An interesting analysis from Anne Twomey, Professor of Constitutional Law at the University of Sydney, in today’s The Conversation, looking at the foreign donations bill currently before the Australian Parliament and its stated purpose of controlling or limiting the influence of foreign donors on the political landscape of Australia. As has been noted, the consequence of the passage of the bill, which the pessimistic part of me says is entirely foreseeable by the present Federal government, on charities and other groups might be significant and, in the worse case scenario, would mean that some charities and other groups that rely on public donations to fund their work might choose to discontinue any public advocacy or stop accepting donations (which would amount to the same thing anyway) because of the administrative burden imposed by the new law.

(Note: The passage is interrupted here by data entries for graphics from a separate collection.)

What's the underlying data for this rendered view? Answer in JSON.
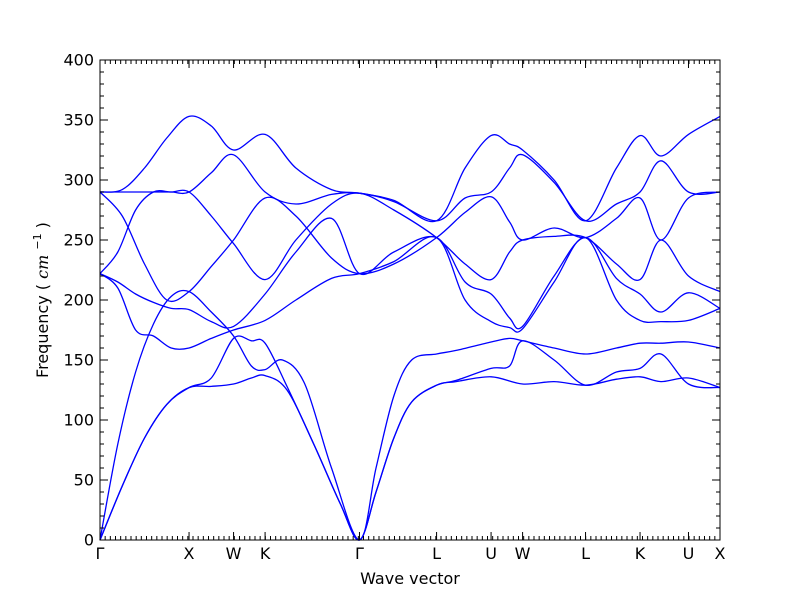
{
  "chart_data": {
    "type": "line",
    "xlabel": "Wave vector",
    "ylabel": "Frequency",
    "ylabel_unit_base": "cm",
    "ylabel_unit_exp": "−1",
    "ylim": [
      0,
      400
    ],
    "yticks": [
      0,
      50,
      100,
      150,
      200,
      250,
      300,
      350,
      400
    ],
    "xlim": [
      0,
      6.963
    ],
    "grid": false,
    "legend": "none",
    "line_color": "#0000ff",
    "high_symmetry_points": [
      {
        "label": "Γ",
        "x": 0.0
      },
      {
        "label": "X",
        "x": 1.0
      },
      {
        "label": "W",
        "x": 1.5
      },
      {
        "label": "K",
        "x": 1.854
      },
      {
        "label": "Γ",
        "x": 2.914
      },
      {
        "label": "L",
        "x": 3.78
      },
      {
        "label": "U",
        "x": 4.392
      },
      {
        "label": "W",
        "x": 4.746
      },
      {
        "label": "L",
        "x": 5.453
      },
      {
        "label": "K",
        "x": 6.065
      },
      {
        "label": "U",
        "x": 6.609
      },
      {
        "label": "X",
        "x": 6.963
      }
    ],
    "bands": [
      {
        "values": [
          [
            0,
            0
          ],
          [
            0.25,
            45
          ],
          [
            0.5,
            85
          ],
          [
            0.75,
            113
          ],
          [
            1.0,
            127
          ],
          [
            1.25,
            128
          ],
          [
            1.5,
            130
          ],
          [
            1.7,
            135
          ],
          [
            1.854,
            137
          ],
          [
            2.1,
            125
          ],
          [
            2.4,
            80
          ],
          [
            2.7,
            30
          ],
          [
            2.914,
            0
          ],
          [
            3.1,
            40
          ],
          [
            3.3,
            85
          ],
          [
            3.5,
            115
          ],
          [
            3.78,
            129
          ],
          [
            4.0,
            132
          ],
          [
            4.392,
            136
          ],
          [
            4.746,
            130
          ],
          [
            5.1,
            132
          ],
          [
            5.453,
            129
          ],
          [
            5.8,
            134
          ],
          [
            6.065,
            136
          ],
          [
            6.3,
            132
          ],
          [
            6.609,
            135
          ],
          [
            6.963,
            127
          ]
        ]
      },
      {
        "values": [
          [
            0,
            0
          ],
          [
            0.25,
            45
          ],
          [
            0.5,
            85
          ],
          [
            0.75,
            113
          ],
          [
            1.0,
            127
          ],
          [
            1.25,
            135
          ],
          [
            1.5,
            168
          ],
          [
            1.7,
            166
          ],
          [
            1.854,
            164
          ],
          [
            2.1,
            128
          ],
          [
            2.4,
            80
          ],
          [
            2.7,
            30
          ],
          [
            2.914,
            0
          ],
          [
            3.1,
            40
          ],
          [
            3.3,
            85
          ],
          [
            3.5,
            115
          ],
          [
            3.78,
            129
          ],
          [
            4.0,
            133
          ],
          [
            4.392,
            143
          ],
          [
            4.6,
            145
          ],
          [
            4.746,
            166
          ],
          [
            5.1,
            150
          ],
          [
            5.453,
            129
          ],
          [
            5.8,
            140
          ],
          [
            6.065,
            143
          ],
          [
            6.3,
            155
          ],
          [
            6.609,
            130
          ],
          [
            6.963,
            127
          ]
        ]
      },
      {
        "values": [
          [
            0,
            0
          ],
          [
            0.2,
            80
          ],
          [
            0.4,
            140
          ],
          [
            0.6,
            180
          ],
          [
            0.8,
            203
          ],
          [
            1.0,
            207
          ],
          [
            1.25,
            190
          ],
          [
            1.5,
            170
          ],
          [
            1.7,
            145
          ],
          [
            1.854,
            142
          ],
          [
            2.05,
            150
          ],
          [
            2.3,
            130
          ],
          [
            2.6,
            60
          ],
          [
            2.914,
            0
          ],
          [
            3.1,
            60
          ],
          [
            3.3,
            120
          ],
          [
            3.5,
            150
          ],
          [
            3.78,
            155
          ],
          [
            4.0,
            158
          ],
          [
            4.392,
            165
          ],
          [
            4.6,
            168
          ],
          [
            4.746,
            166
          ],
          [
            5.1,
            160
          ],
          [
            5.453,
            155
          ],
          [
            5.8,
            160
          ],
          [
            6.065,
            164
          ],
          [
            6.3,
            164
          ],
          [
            6.609,
            165
          ],
          [
            6.963,
            160
          ]
        ]
      },
      {
        "values": [
          [
            0,
            222
          ],
          [
            0.2,
            210
          ],
          [
            0.4,
            175
          ],
          [
            0.6,
            170
          ],
          [
            0.8,
            160
          ],
          [
            1.0,
            160
          ],
          [
            1.25,
            168
          ],
          [
            1.5,
            175
          ],
          [
            1.854,
            183
          ],
          [
            2.2,
            200
          ],
          [
            2.6,
            218
          ],
          [
            2.914,
            222
          ],
          [
            3.3,
            232
          ],
          [
            3.78,
            252
          ],
          [
            4.1,
            200
          ],
          [
            4.392,
            182
          ],
          [
            4.6,
            177
          ],
          [
            4.746,
            176
          ],
          [
            5.1,
            215
          ],
          [
            5.453,
            252
          ],
          [
            5.8,
            200
          ],
          [
            6.065,
            183
          ],
          [
            6.3,
            182
          ],
          [
            6.609,
            183
          ],
          [
            6.963,
            193
          ]
        ]
      },
      {
        "values": [
          [
            0,
            222
          ],
          [
            0.2,
            215
          ],
          [
            0.4,
            205
          ],
          [
            0.6,
            198
          ],
          [
            0.8,
            193
          ],
          [
            1.0,
            192
          ],
          [
            1.25,
            182
          ],
          [
            1.5,
            178
          ],
          [
            1.854,
            205
          ],
          [
            2.2,
            240
          ],
          [
            2.6,
            268
          ],
          [
            2.914,
            222
          ],
          [
            3.3,
            240
          ],
          [
            3.78,
            252
          ],
          [
            4.1,
            215
          ],
          [
            4.392,
            205
          ],
          [
            4.6,
            185
          ],
          [
            4.746,
            178
          ],
          [
            5.1,
            220
          ],
          [
            5.453,
            252
          ],
          [
            5.8,
            218
          ],
          [
            6.065,
            205
          ],
          [
            6.3,
            190
          ],
          [
            6.609,
            206
          ],
          [
            6.963,
            193
          ]
        ]
      },
      {
        "values": [
          [
            0,
            222
          ],
          [
            0.2,
            240
          ],
          [
            0.4,
            275
          ],
          [
            0.6,
            290
          ],
          [
            0.8,
            290
          ],
          [
            1.0,
            290
          ],
          [
            1.25,
            270
          ],
          [
            1.5,
            247
          ],
          [
            1.854,
            217
          ],
          [
            2.2,
            250
          ],
          [
            2.6,
            280
          ],
          [
            2.914,
            289
          ],
          [
            3.3,
            275
          ],
          [
            3.78,
            252
          ],
          [
            4.1,
            230
          ],
          [
            4.392,
            217
          ],
          [
            4.6,
            240
          ],
          [
            4.746,
            250
          ],
          [
            5.1,
            253
          ],
          [
            5.453,
            252
          ],
          [
            5.8,
            230
          ],
          [
            6.065,
            217
          ],
          [
            6.3,
            250
          ],
          [
            6.609,
            220
          ],
          [
            6.963,
            207
          ]
        ]
      },
      {
        "values": [
          [
            0,
            290
          ],
          [
            0.25,
            270
          ],
          [
            0.5,
            230
          ],
          [
            0.75,
            200
          ],
          [
            1.0,
            207
          ],
          [
            1.25,
            228
          ],
          [
            1.5,
            250
          ],
          [
            1.854,
            285
          ],
          [
            2.2,
            270
          ],
          [
            2.6,
            235
          ],
          [
            2.914,
            222
          ],
          [
            3.3,
            230
          ],
          [
            3.78,
            252
          ],
          [
            4.1,
            273
          ],
          [
            4.392,
            286
          ],
          [
            4.6,
            265
          ],
          [
            4.746,
            250
          ],
          [
            5.1,
            260
          ],
          [
            5.453,
            252
          ],
          [
            5.8,
            268
          ],
          [
            6.065,
            285
          ],
          [
            6.3,
            250
          ],
          [
            6.609,
            285
          ],
          [
            6.963,
            290
          ]
        ]
      },
      {
        "values": [
          [
            0,
            290
          ],
          [
            0.3,
            290
          ],
          [
            0.6,
            290
          ],
          [
            0.8,
            290
          ],
          [
            1.0,
            290
          ],
          [
            1.25,
            306
          ],
          [
            1.5,
            321
          ],
          [
            1.854,
            290
          ],
          [
            2.2,
            280
          ],
          [
            2.6,
            288
          ],
          [
            2.914,
            289
          ],
          [
            3.3,
            282
          ],
          [
            3.78,
            266
          ],
          [
            4.1,
            285
          ],
          [
            4.392,
            290
          ],
          [
            4.6,
            310
          ],
          [
            4.746,
            321
          ],
          [
            5.1,
            298
          ],
          [
            5.453,
            266
          ],
          [
            5.8,
            280
          ],
          [
            6.065,
            290
          ],
          [
            6.3,
            316
          ],
          [
            6.609,
            290
          ],
          [
            6.963,
            290
          ]
        ]
      },
      {
        "values": [
          [
            0,
            290
          ],
          [
            0.25,
            292
          ],
          [
            0.5,
            310
          ],
          [
            0.75,
            335
          ],
          [
            1.0,
            353
          ],
          [
            1.25,
            345
          ],
          [
            1.5,
            325
          ],
          [
            1.854,
            338
          ],
          [
            2.2,
            310
          ],
          [
            2.6,
            292
          ],
          [
            2.914,
            289
          ],
          [
            3.3,
            283
          ],
          [
            3.78,
            266
          ],
          [
            4.1,
            310
          ],
          [
            4.392,
            337
          ],
          [
            4.6,
            330
          ],
          [
            4.746,
            325
          ],
          [
            5.1,
            300
          ],
          [
            5.453,
            266
          ],
          [
            5.8,
            310
          ],
          [
            6.065,
            337
          ],
          [
            6.3,
            320
          ],
          [
            6.609,
            338
          ],
          [
            6.963,
            353
          ]
        ]
      }
    ]
  }
}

As Twomey suggests, the purpose of the bill seems to be confused:
If the purpose of this bill is to prevent foreign donations from influencing elections, it manifestly does not achieve that outcome. Foreign citizens can still donate as much as they like to Australian political parties by donating through a company they have incorporated in Australia.
But if the purpose of the bill is to deter charities and other third parties (regardless of whether they have received a single cent of foreign money) from spending money on the public expression of views that might entail criticism of government policies, then it would very effectively achieve that outcome.
Perhaps it might be best to return to the drawing board, or the drafting table, to make sure the bill is designed to achieve its stated purpose…and nothing else.